Я был поражен – неужели прямо все? Вместе с семьями, с детьми, с родственниками?!
Дон Луис задумался: «Одну минуточку». Куда-то вышел, через какое-то время вернулся и подтвердил: «Да, переезжайте вместе со всеми родственниками». Я не верил своим ушам – неужели такое возможно?!
– La Palabra du Roi! (Слово короля!) – лаконично подтвердил герцог.
Когда спустя полгода директор оркестра Роберт Бушков прибыл в испанское посольство с огромным пакетом советских паспортов, они даже не смотрели на фотографии и не сверяли фамилии, просто автоматически хлопали визу резидента в каждый протянутый паспорт.
ВОЛКОВ: С трудом представляю себе эту сцену. Словно это был не XX, а XIX век…
Испытание раем
СПИВАКОВ: А дальше было вот что. Нам предписали работать под патронажем Фонда принца Филиппа Астурийского в княжестве Астурия. Мы приехали туда с Сати чуть пораньше, чтобы встречать оркестрантов. И вот подъезжают один за другим автобусы – а было их три или четыре, и оттуда выходят люди – с инструментами, а чаще – без, большую часть которых я и в глаза никогда не видел. Взрослый сын от первого брака, внебрачная дочка, тетя, бабушка, кошки, собаки, попугаи… Но испанцы как будто бы не смутились. В нашу честь был устроен роскошный прием в зале при свечах. Официанты во фраках картинно разливали пенящийся сидр в бокалы – когда бутылка держится высоко над головой.
В общем, мы при жизни попали в рай! Нас освободили от налогов, сняли нам квартиры. Когда члены семей, не бывавшие за границей ни разу в жизни, приехали в продуктовый магазин, их взяла оторопь: на пятьдесят метров тянется рыбный отдел, на сто метров – отдел мясной. Мы были потрясены, увидев вместо музея Чехова или музея Достоевского магазин El Museo del Jamon – «Музей ветчины». И там продавалась ветчина!

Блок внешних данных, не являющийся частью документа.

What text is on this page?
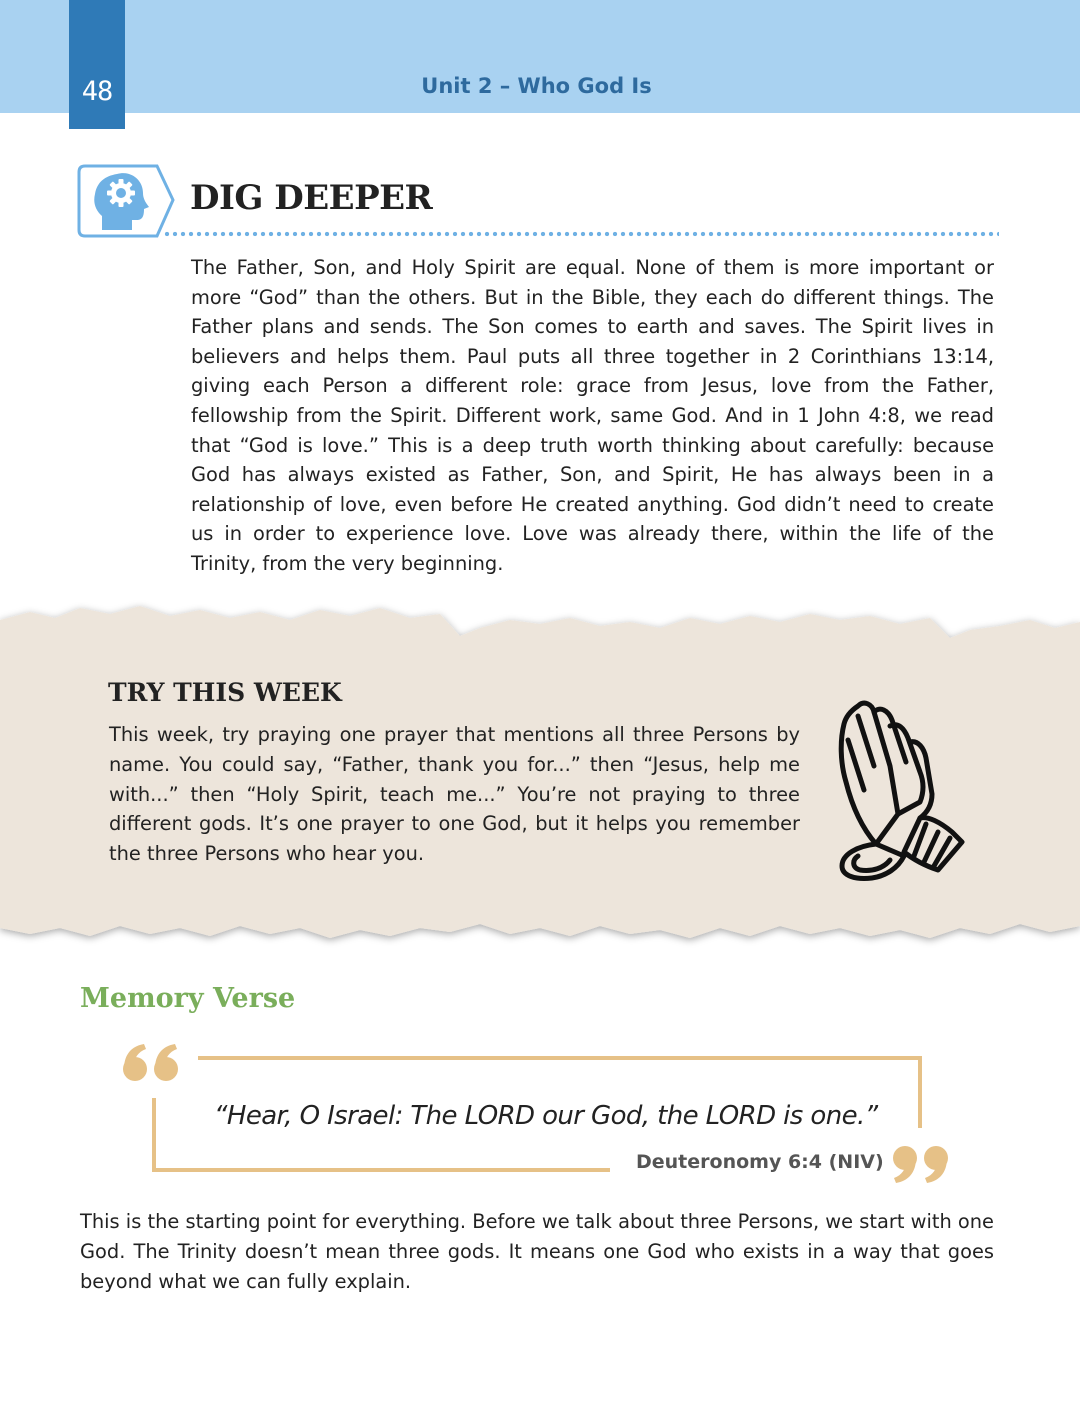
48	Unit 2 – Who God Is
DIG DEEPER
The Father, Son, and Holy Spirit are equal. None of them is more important or more “God” than the others. But in the Bible, they each do different things. The Father plans and sends. The Son comes to earth and saves. The Spirit lives in believers and helps them. Paul puts all three together in 2 Corinthians 13:14, giving each Person a different role: grace from Jesus, love from the Father, fellowship from the Spirit. Different work, same God. And in 1 John 4:8, we read that “God is love.” This is a deep truth worth thinking about carefully: because God has always existed as Father, Son, and Spirit, He has always been in a relationship of love, even before He created anything. God didn’t need to create us in order to experience love. Love was already there, within the life of the Trinity, from the very beginning.
TRY THIS WEEK
This week, try praying one prayer that mentions all three Persons by name. You could say, “Father, thank you for...” then “Jesus, help me with...” then “Holy Spirit, teach me...” You’re not praying to three different gods. It’s one prayer to one God, but it helps you remember the three Persons who hear you.
Memory Verse
“Hear, O Israel: The LORD our God, the LORD is one.”
Deuteronomy 6:4 (NIV)
This is the starting point for everything. Before we talk about three Persons, we start with one God. The Trinity doesn’t mean three gods. It means one God who exists in a way that goes beyond what we can fully explain.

Дети пошли в местную школу. Обзавелись друзьями, знакомствами. Испанцы к нам относились фантастически. Испанские дети эпохи гражданской войны, которые выросли в России и говорили по-русски, были нам как родные. Они всё бросали и появлялись, когда была нужна какая-то помощь – в больницу отвезти бабушку или маму или ребенка доставить к зубному врачу.